I found your article on RPi4 operating temperatures and cooling before I bought my Pi (so thanks again, again), so I bought my Pi, heat sinks and fan together. No overheating problems here.
Next project, someday: get the Arduino IDE installed so I can work on RPi-Arduino projects directly on the Pi (for now doing this on Slackware64 14.2.) I first have to learn how to build a Slackware package, and then to build a Slackware ARM package.
Great! That's precisely why I made the RPi4 cooling guide/article - so users, such as yourself, might benefit from it. Happy that it's been of some help to you. VERY happy you weren't subject to the same BS I went through over this issue.
I remember a time when I was struggling to learn and understand Slackware packages. There's a PDF document written by MoZes which pretty much taught me all I needed to know. I've had zero questions and no problems whatsoever after assimilating it's contents. It's priceless information. If you aren't already aware of it: http://www.slackware.com/~mozes/docs...esentation.pdf
It appears that with this latest firmware release you won't be able to fry eggs anymore on the board, but only boil them ...
One of the first things I did, but from what I understand, it isn’t enough to avoid high temps and throttling for the most demanding usage.
Whether I ever push it so hard or not, I took precautions.
Before updating firmware - even before even putting power to it the first time - I installed heat sinks and a fan. And I set the Pi on its side. And I installed the heat sinks so with the Pi in that position, the heat sink fins are vertical.

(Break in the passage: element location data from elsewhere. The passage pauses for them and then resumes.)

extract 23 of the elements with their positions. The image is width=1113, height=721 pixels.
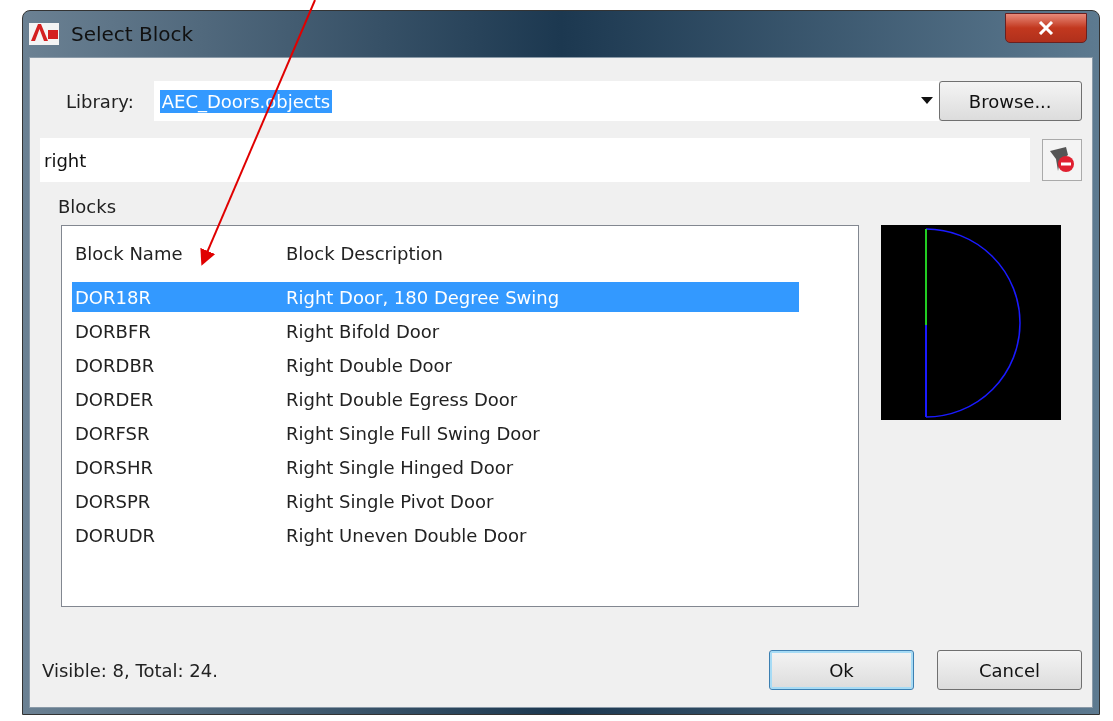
- block-row[interactable]: DORFSR Right Single Full Swing Door: [72, 418, 799, 448]
- close-button[interactable]: [1005, 13, 1087, 43]
- caret-icon: [920, 97, 933, 105]
- column-header[interactable]: Block Description: [286, 242, 858, 264]
- block-row[interactable]: DORSPR Right Single Pivot Door: [72, 486, 799, 516]
- column-header[interactable]: Block Name: [72, 242, 286, 264]
- funnel-remove-icon: [1048, 145, 1076, 175]
- filter-clear-button[interactable]: [1042, 139, 1082, 181]
- block-row[interactable]: DORBFR Right Bifold Door: [72, 316, 799, 346]
- search-field[interactable]: right: [40, 138, 1030, 182]
- close-icon: [1038, 21, 1054, 35]
- block-row[interactable]: DORUDR Right Uneven Double Door: [72, 520, 799, 550]
- block-row[interactable]: DORSHR Right Single Hinged Door: [72, 452, 799, 482]
- blocks-label: Blocks: [58, 196, 118, 217]
- library-label: Library:: [66, 90, 134, 112]
- cancel-button[interactable]: Cancel: [937, 650, 1082, 690]
- status-text: Visible: 8, Total: 24.: [42, 659, 218, 681]
- app-logo-icon: [29, 21, 59, 47]
- block-row[interactable]: DORDBR Right Double Door: [72, 350, 799, 380]
- window-title: Select Block: [71, 22, 194, 46]
- ok-button[interactable]: Ok: [769, 650, 914, 690]
- browse-button[interactable]: Browse...: [938, 81, 1082, 121]
- block-row[interactable]: DORDER Right Double Egress Door: [72, 384, 799, 414]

I could improve it a bit, by recompiling mesa with "kmsro" added to the gallium drivers.
GL_RENDERER ist still llvmpipe, but glxgears changed from ~250 FPS to ~320 FPS.
I solved this by
-deleting /etc/X11/xorg.conf.d/xorg.conf (which had set fbturbo, don't know where this did come from)
-set dtoverlay=vc4-fkms-v3d and hdmi_safe=1 in /boot/config.txt. hdmi_safe maybe because i'm using a hdmi->vga adapter.
I could improve it a bit, by recompiling mesa with "kmsro" added to the gallium drivers.
GL_RENDERER ist still llvmpipe, but glxgears changed from ~250 FPS to ~320 FPS.